Ho Kwok Kei v AS Watson & Co, Ltd


Ho Kwok Kei v AS Watson & Co, Ltd
[2019] 3 HKLRD 592, [2019] HKCFI 1618, [2019] HKEC 2039
Court of First Instance
Personal Injuries Action No 325 of 2016
Godfrey Lam J
23–26 October, 5 November 2018, 27 June 2019

Tort — vicarious liability — scope — whether to be extended to acts of party’s independent contractor or independent contractor’s employees — whether English approach in Cox v Ministry of Justice to be applied

Tort — negligence — employer’s liability — liability to employees — whether employer of injured plaintiff vicariously liable for negligence of independent contractor’s employee which caused injury   

P was employed as a store manager of a supermarket operated by D1 (the Store). A related company (ASWGL) engaged contractors, including D3, to deliver goods from D1’s warehouses to its supermarkets under a Service Agreement. D3 used both its own and ASWGL’s vehicles. Pursuant to the Service Agreement, each party was an independent contractor; transport workers, including X, were D3’s direct employees; D3 was responsible for its employees’ remuneration and insurance cover and determined their working hours; and D3 decided which vehicle and which driver would be used for each delivery. On the day concerned, X drove an ASWGL lorry (the Lorry) to the Store with pallets of goods which P helped to unload. While standing on the hydraulic tailgate platform as it was being lowered, X pressed the wrong buttons causing the tailgate to tilt downwards and a pallet to injure P’s toes. P brought an action for personal injuries arguing that inter alia the accident was caused by X’s negligence for which, on the principles in the English case of Cox v Ministry of Justice, D1 was vicariously liable because the deliveries by D3 using the Lorry were an integral part of D1’s business and X’s negligence was a risk created by D1 assigning such activities to D3. D1 denied liability, contending that D3 was an independent business operating for its own benefit.

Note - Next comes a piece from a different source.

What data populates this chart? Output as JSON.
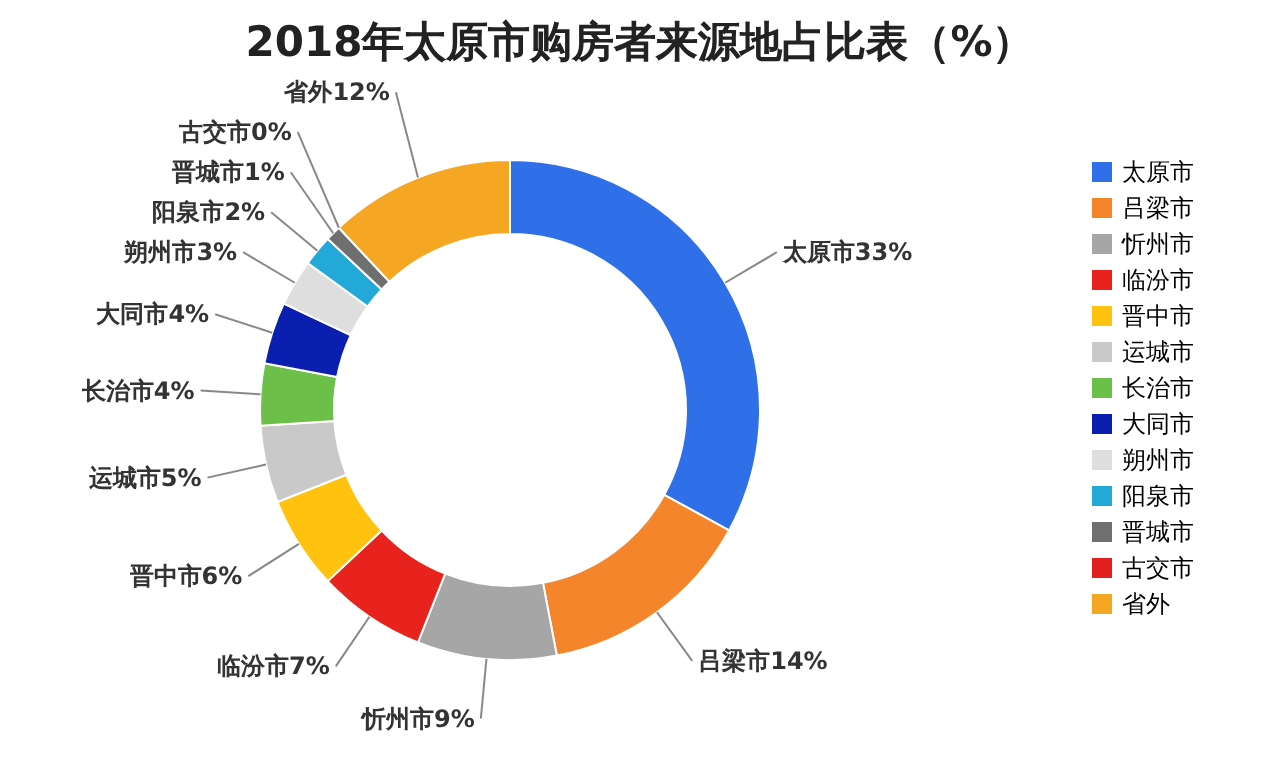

Held, dismissing the claim as employees’ compensation paid exceeded the total award of damages and interest, that:

  1. The new approach in Cox v Ministry of Justice had not yet been applied in Hong Kong to found vicariously liability for the acts of a party’s independent contractor or the independent contractor’s employees. To apply that approach in a case such as the present to find D1 vicariously liable for the tort committed by X would be a major change in the law. It would render the distinction between an employee and an independent contractor far less significant, if not altogether obsolete. The Court was addressed on whether it was open to the Court of First Instance to change the law in the way suggested. Nothing was known about the implications for the insurance system, particularly the issue of risk allocation and who would be best placed to insure against the relevant risks (Luen Hing Fat Coating & Fishing Factory Ltd v Waan Chuen Ming (2011) 14 HKCFAR 14, Li Ming Tak v Hong Kong Airport Services Ltd [2015] 4 HKLRD 749 applied; Tsoi Wing Yuk v Perfect Marble Co Ltd (HCPI 779/2012, [2016] HKEC 818), Talat Zahid v Cheung Fat Metal Trading Co Ltd (HCPI 399/2012, [2017] HKEC 1297), Chan Cho Tak v Ng Shing Leung (HCPI 491/2015, [2018] HKEC 1477), Barclays Bank plc v Various Claimants [2018] EWCA Civ 1670 considered; Cox v Ministry of Justice [2016] AC 660  not followed). (See paras.63, 66–68, 70.)
  2. Even on the Cox approach, on the facts of this case, it was seriously arguable that D1 was not vicariously liable for X’s tort. X was employed by D3, a separate company and business with its own management, its own fleet of over 20 vehicles and its own staff, which had other transport customers and orders. X and other drivers took instructions from D3. It was D3, not D1, which exercised control over X. In any event, this issue was academic given that no damages were payable. As such, this was plainly not an appropriate case in which to consider expanding the law of vicarious liability. (See para.69, 71–72.)


This was a personal injuries action brought by the plaintiff against the first and third defendants. The facts are set out in the judgment.